Monopoly, Cluedo, Holocaust the board game?

Players pack yellow figures into a train, unaware that it’s bound for a death camp.

By Jessica Elgot, October 28, 2010
Shock: the trains and the figures players use to send people to death camps

Shock: the trains and the figures players use to send people to death camps

A video-games designer has created a disturbing board game to teach players difficult lessons about complicity in the Holocaust.

Brenda Brathwaite, the creative director of Lolapps in San Francisco, is exhibiting her board game "Train" at US exhibitions and universities.

And now she is planning to demonstrate it in the UK next year.

The game is simple: players put human-shaped yellow figures into train carriages without realising until later that they are sending them to death camps.

She explained: "I was trying to figure out a way to show people how you can be complicit in a destructive system. That's all a game is, it's a system of rules. I never actually call it a 'game' – it's not enjoyable, you don't play it more than once.

"But when humans do something unspeakable to other humans, there is a system there too. Players have to feel like they made the decisions that sent those people to the camp.

"In this game, if you realise what's going on, you can break the system and save the people. It's more challenging, but plenty of people didn't go along with the rules in Nazi Germany."

Only one copy of the game exists, made up of three miniature but historically-accurate railway lines and carriages - which contain yellow people. The doors of the carriages are just wide enough to fit the figures inside, making players force their people into the trains.
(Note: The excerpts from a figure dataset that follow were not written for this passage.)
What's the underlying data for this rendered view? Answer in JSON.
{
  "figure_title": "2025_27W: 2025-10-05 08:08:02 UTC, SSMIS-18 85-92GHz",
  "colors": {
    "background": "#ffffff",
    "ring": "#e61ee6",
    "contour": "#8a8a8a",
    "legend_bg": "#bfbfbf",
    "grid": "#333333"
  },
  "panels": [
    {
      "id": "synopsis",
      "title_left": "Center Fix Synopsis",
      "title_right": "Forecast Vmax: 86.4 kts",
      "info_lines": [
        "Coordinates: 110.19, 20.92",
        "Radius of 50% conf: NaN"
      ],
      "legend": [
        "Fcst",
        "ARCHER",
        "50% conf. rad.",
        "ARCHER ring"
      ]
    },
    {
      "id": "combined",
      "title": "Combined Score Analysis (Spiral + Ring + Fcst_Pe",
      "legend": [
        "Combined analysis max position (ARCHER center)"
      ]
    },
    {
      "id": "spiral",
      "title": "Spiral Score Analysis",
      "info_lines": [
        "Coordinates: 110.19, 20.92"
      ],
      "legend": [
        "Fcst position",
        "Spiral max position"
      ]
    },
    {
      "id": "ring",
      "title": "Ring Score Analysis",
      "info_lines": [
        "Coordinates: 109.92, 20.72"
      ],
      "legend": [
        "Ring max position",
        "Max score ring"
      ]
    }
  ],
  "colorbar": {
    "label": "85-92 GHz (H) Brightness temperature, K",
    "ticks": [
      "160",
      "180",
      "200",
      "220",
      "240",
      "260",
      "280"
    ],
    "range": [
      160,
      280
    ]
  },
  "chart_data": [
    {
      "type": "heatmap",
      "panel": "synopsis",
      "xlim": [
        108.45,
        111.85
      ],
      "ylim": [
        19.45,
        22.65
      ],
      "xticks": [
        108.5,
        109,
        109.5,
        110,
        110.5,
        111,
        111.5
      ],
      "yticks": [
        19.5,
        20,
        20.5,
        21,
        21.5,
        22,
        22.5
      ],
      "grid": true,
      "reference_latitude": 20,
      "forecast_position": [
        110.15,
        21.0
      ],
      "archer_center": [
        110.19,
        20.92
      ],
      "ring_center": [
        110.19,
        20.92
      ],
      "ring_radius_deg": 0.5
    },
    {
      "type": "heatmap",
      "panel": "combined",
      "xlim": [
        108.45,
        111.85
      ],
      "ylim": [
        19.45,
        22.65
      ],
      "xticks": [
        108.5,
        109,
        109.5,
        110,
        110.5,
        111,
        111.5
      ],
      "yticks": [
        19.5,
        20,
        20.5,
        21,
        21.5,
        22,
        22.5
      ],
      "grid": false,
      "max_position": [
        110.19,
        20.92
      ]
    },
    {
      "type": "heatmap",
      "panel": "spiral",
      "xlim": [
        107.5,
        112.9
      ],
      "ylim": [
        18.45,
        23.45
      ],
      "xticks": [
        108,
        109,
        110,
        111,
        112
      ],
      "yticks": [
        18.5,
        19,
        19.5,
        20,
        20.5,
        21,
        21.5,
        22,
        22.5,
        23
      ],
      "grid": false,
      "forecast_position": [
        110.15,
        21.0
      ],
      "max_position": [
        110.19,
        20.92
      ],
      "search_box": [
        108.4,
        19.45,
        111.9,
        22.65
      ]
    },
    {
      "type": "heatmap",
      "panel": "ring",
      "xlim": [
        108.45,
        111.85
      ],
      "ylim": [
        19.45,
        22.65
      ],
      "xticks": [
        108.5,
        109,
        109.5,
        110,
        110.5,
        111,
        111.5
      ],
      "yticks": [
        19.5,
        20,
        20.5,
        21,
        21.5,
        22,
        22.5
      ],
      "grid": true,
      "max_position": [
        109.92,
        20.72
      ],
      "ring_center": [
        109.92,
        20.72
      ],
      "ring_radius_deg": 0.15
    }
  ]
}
Ms Brathwaite, who has worked on video games including Dungeons and Dragons, says seeing the game played is still difficult for her.

"It makes me sick every time a little person goes in that carriage, it literally turns my stomach."

Players control a train and move it along the tracks, picking up cards which describe obstacles preventing it reaching its destination - and players interpret the scenarios on the cards.

Ms Brathwaite said: "For example, when the train derails, what happens to the people? Do you blindly follow the rules? Or do you let them escape?"

A card at the end of the track reveals that the people have arrived at one of the death camps.

She added: "To me, it's blindingly obvious it's a game about the Holocaust, and most Jewish people know instantly. But many don't make the connection with the imagery and that's astounding to me, seeing as the Holocaust happened not long ago."

Train has won the Vanguard Award at Indiecade, a video games festival for "pushing the boundaries of game design".

It features in the latest edition of GamesTM magazine. One Jewish reader, Joel Waxman, from Borehamwood, said: "I'm going to cancel my subscription. You don't play a game about the Holocaust. It's tasteless."

Only once has a person not been deeply affected when they realised the game's objective, Ms Brathwaite said.

"It was utterly shocking, she picked up the card and it was Dachau. She unloaded her little people and put her train at the beginning of the track. I asked her, and she knew it was a concentration camp, and she said, 'It's just like a video game I know'. Her two co-players were just astounded. She came back later and said she felt embarrassed.

"The most powerful response was from a friend's rabbi, Rabbi Arnold Belzer, in Savannah, Georgia. He talked to me for about two hours, he wanted to know everything.

"At the end, much to my surprise he gave it a blessing as a work of Torah. I'll never do something that means that much again. I'm not planning on making money from the game. I don't want to put 15 million trains in boxes and sell them."

"However, there have been many requests for me to bring it to the UK, and I'll probably do that next year."